SIGNS OF DEPRESSION IN CHILDREN CAN INCLUDE:
SAD OR IRRITABLE MOOD WITHDRAWN LETHARGIC HEADACHES STOMACHACHES CHANGES IN THEME OF DRAWINGS CHANGES IN THEME OF PLAY DECREASE IN ENERGY DEATH THEME IN PLAY OR CONVERSATION PROBLEM EATING PROBLEM SLEEPING DISINTEREST IN USUAL ACTIVITIES
For parents, dealing with a depressed child can be quite difficult. The experience of your child being all but inconsolable, listless and unable to enjoy what used to be so enjoyable is frustrating and worrisome for the parent and certainly frustrating and saddening for the child.
If you notice ANY behavioral changes in your infant or child your first step should be the pediatrician. Once ruling out any physical causes, your pediatrician can make recommendations based on his/her medical findings.
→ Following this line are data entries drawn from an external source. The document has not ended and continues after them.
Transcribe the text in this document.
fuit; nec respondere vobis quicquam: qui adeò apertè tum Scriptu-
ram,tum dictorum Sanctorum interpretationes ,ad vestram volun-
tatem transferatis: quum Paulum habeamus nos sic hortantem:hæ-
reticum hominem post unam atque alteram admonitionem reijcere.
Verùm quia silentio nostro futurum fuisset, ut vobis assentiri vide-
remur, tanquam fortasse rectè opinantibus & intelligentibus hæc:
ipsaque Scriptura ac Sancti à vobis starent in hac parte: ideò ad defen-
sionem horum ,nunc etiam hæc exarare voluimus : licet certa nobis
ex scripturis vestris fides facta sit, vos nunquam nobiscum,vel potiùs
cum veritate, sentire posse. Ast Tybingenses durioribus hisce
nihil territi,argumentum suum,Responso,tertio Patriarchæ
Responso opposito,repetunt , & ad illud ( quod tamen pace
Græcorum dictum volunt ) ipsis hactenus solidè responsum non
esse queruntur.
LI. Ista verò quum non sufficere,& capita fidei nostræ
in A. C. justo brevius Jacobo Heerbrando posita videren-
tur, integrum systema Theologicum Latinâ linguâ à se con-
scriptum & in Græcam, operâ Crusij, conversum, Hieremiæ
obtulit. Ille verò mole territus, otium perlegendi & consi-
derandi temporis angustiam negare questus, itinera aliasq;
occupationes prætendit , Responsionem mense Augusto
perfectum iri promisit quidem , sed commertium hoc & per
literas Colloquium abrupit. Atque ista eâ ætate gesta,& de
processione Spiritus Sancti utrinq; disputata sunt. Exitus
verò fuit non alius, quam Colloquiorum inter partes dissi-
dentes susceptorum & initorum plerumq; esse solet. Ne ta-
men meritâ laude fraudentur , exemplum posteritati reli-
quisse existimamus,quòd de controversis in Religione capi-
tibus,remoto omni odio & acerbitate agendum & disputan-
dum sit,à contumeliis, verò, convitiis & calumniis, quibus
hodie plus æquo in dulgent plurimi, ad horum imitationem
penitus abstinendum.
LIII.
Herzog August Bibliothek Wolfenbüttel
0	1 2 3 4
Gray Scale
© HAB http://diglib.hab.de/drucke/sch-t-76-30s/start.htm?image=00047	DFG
Often play therapy can be quite effective with younger children.
CAUSES
The child who is born of depressed parents or a parent may be more likely to experience depression. Significant losses or disruptions in a child’s household may also be a factor.
TREATMENT OPTIONS
Parent/family/caregiver education
For the young depressed child – play therapy can be extremely helpful
Insure that your child engages in a healthy daily routine. Healthy structure can be affirming for both the child and the family.
As with adults, children need to experience the interest and love and support of adult caregivers. Listen to your child, ask questions – be in the moment with your child and not just sitting there trying to figure out your next move when your child finally stops rattling on.
PCIT-ED (Parent-Child Interaction – Emotion Development) - a therapy that involves the child and parent and is designed to help each understand ways to cope with their feelings or depression with a goal of reducing the feelings of hopelessness that both may be experiencing.
The most harmful thing for parents/caregivers is to work hard to avoid the downward spiral of self-blame. Blaming yourself for the pain of a loved one never, ever does anyone any good.
If you are wondering if your child is suffering from depression, take your child first to a medical professional that specializes in working with children. If your child’s doctor makes a referral for a mental health evaluation – be sure to take your child to a mental health professional that also specializes in working with children.